Three years ago, dissident Cuban economist Oscar Espinosa Chepe turned down an opportunity to fly to Spain for treatment of a chronic liver disease after Havana officials told him that he would not be allowed to return to the island.
On Monday, Espinosa Chepe died in a Madrid area hospice, having finally received treatment after the Cuban government promised him this spring that he would be permitted to return home. He was 73.
“He had all the medical attention possible, but serious illnesses could no longer be overcome,” his widow, Miriam Leiva, wrote on her Facebook page. “He died at ease, wishing to return to his homeland, Cuba, and yearning to continue giving his all for progress and democracy in our country.”
“He sacrificed his health and his life for Cuba, and we owe him a great debt,” said Carmelo Mesa-Lago, an old friend, dean of Cuban economists and professor emeritus at the University of Pittsburgh.
Espinosa Chepe was so widely respected for his knowledge and moderation that as he convalesced at the Hospital Fuenfría hospice he received words of praise from both critics and supporters of the Castro brothers’ communist governments.
“Oscar was one of the best-informed Cuban economists,” Mesa-Lago said. “His columns surprised me because with all the difficulties that he faced, they were always well documented, objective and insightful.”
Espinosa Chepe regularly criticized Raúl Castro’s pro-market reforms as too weak and mismanaged to have any significant impact on the island’s unmoving economy, called for democracy and respect for human rights.
“The reforms haven’t provided results … there’s an enormous stagnation in society,” he said in one of his presentations to the annual Miami meeting of the Association for the Study of the Cuban Economy, written or phoned in from his Havana apartment.
He also criticized the U.S. embargo and restrictions on travel and remittances to the island — and the Cuban exiles abroad that support them — arguing that they only serve to keep the Castros in power.
When Raúl Castro, 81, appointed Miguel Diaz Canel, 52, as his successor in February, Espinosa Chepe said the problem in Cuba “is not to appoint young people. The problem is to appoint people with an open mind who can fix a broken system.”
Born Nov. 29, 1940, Espinosa Chepe obtained a degree in economics at the University of Havana and worked in Fidel Castro’s Economic Advisory Council in the 1960s until he was fired for questioning economic decisions.
Rehabilitated, he was sent to Yugoslavia to supervise economic links with Belgrade, Hungary and Czechoslovakia along with his wife, Miriam Leiva, then a career diplomat with Cuba’s Ministry of Foreign Affairs.
He worked at the National Bank of Cuba after he returned to Havana in 1984 but, influenced by the experiments with market forces in Hungary and the Soviet Union under Mikhail Gorbachev, began to criticize his country’s dogmatically Soviet-like economy.
Fired in 1996 for his “counterrevolutionary” views, Espinosa Chepe began publishing a string of columns on the island’s economic failings and hosted a program on the economy on Radio Martí, a U.S. government broadcaster.
He was one of the 75 peaceful dissidents arrested in March 2003 and convicted the next month after one-day trials behind closed doors. Charged with “activities against the integrity and sovereignty of the State” and sentenced to 20 years, he was declared a “prisoner of conscience” by the London-based Amnesty International.
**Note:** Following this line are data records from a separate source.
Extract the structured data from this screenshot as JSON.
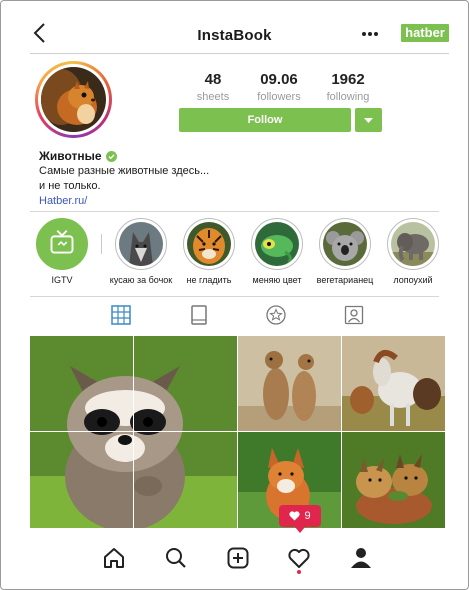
{
  "header": {
    "title": "InstaBook",
    "brand": "hatber"
  },
  "profile": {
    "name": "Животные",
    "bio_line1": "Самые разные животные здесь...",
    "bio_line2": "и не только.",
    "link": "Hatber.ru/",
    "stats": [
      {
        "value": "48",
        "label": "sheets"
      },
      {
        "value": "09.06",
        "label": "followers"
      },
      {
        "value": "1962",
        "label": "following"
      }
    ],
    "follow_label": "Follow"
  },
  "highlights": [
    {
      "label": "IGTV",
      "icon": "igtv-icon"
    },
    {
      "label": "кусаю за бочок",
      "icon": "wolf"
    },
    {
      "label": "не гладить",
      "icon": "tiger"
    },
    {
      "label": "меняю цвет",
      "icon": "chameleon"
    },
    {
      "label": "вегетарианец",
      "icon": "koala"
    },
    {
      "label": "лопоухий",
      "icon": "elephant"
    }
  ],
  "tabs": [
    "grid-icon",
    "feed-icon",
    "star-icon",
    "tagged-icon"
  ],
  "grid": {
    "posts": [
      "raccoon",
      "meerkats",
      "horses",
      "fox",
      "lynx-kittens"
    ],
    "like_count": "9"
  },
  "nav": [
    "home-icon",
    "search-icon",
    "add-icon",
    "heart-icon",
    "profile-icon"
  ],
  "colors": {
    "accent": "#7cc04f",
    "like": "#e1264d",
    "link": "#3a56b8"
  }
}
The dissident was sent to a remote prison in easternmost Cuba, and Leiva became one of the founding members of the Ladies in White — women relatives of the 75 who demanded their freedom — and an independent journalist.
Leiva alleged that his imprisonment “aggravated” his chronic liver disease, and he was freed on his 64th birthday in 2004 under a “medical parole” — meaning he could be returned to a cell any time the government deemed his health had improved.
Mesa-Lago and about 20 other economists later signed letters urging the Cuban government to allow Espinosa Chepe to travel to Spain for treatment but received no reply. The George W. Bush administration also endorsed the request.
In 2010, an immigration official finally told him that he could leave, but not return. Leiva quoted her husband as responding, “If they let me return, yes. If not, no.”
The same immigration official changed his reply this spring after Espinosa Chepe’s health deteriorated and Cuban Cardinal Jaime Ortega intervened on his behalf, Leiva told el Nuevo Herald recently by phone from Madrid.
The couple left Havana on March 11 and he was admitted the next day to the Puerta de Hierro de Majadahonda Hospital in Madrid, where the Spanish government paid for his treatment. Doctors found several complications that had not been detected in Cuba, Leiva said, and on Aug. 22 he was transferred to the Fuenfría hospice.
“His firm goal was to return to Cuba as soon as his precarious health improved,” Leiva wrote on her Facebook page last month. “However, the specialized attention in the modern Hospital Puerta del Hierro has not been able to reverse the course of the ailment.
“His body is shutting down with grave discomfort, while his ideas and thoughts continue dedicated to Cuba and its people,” she said.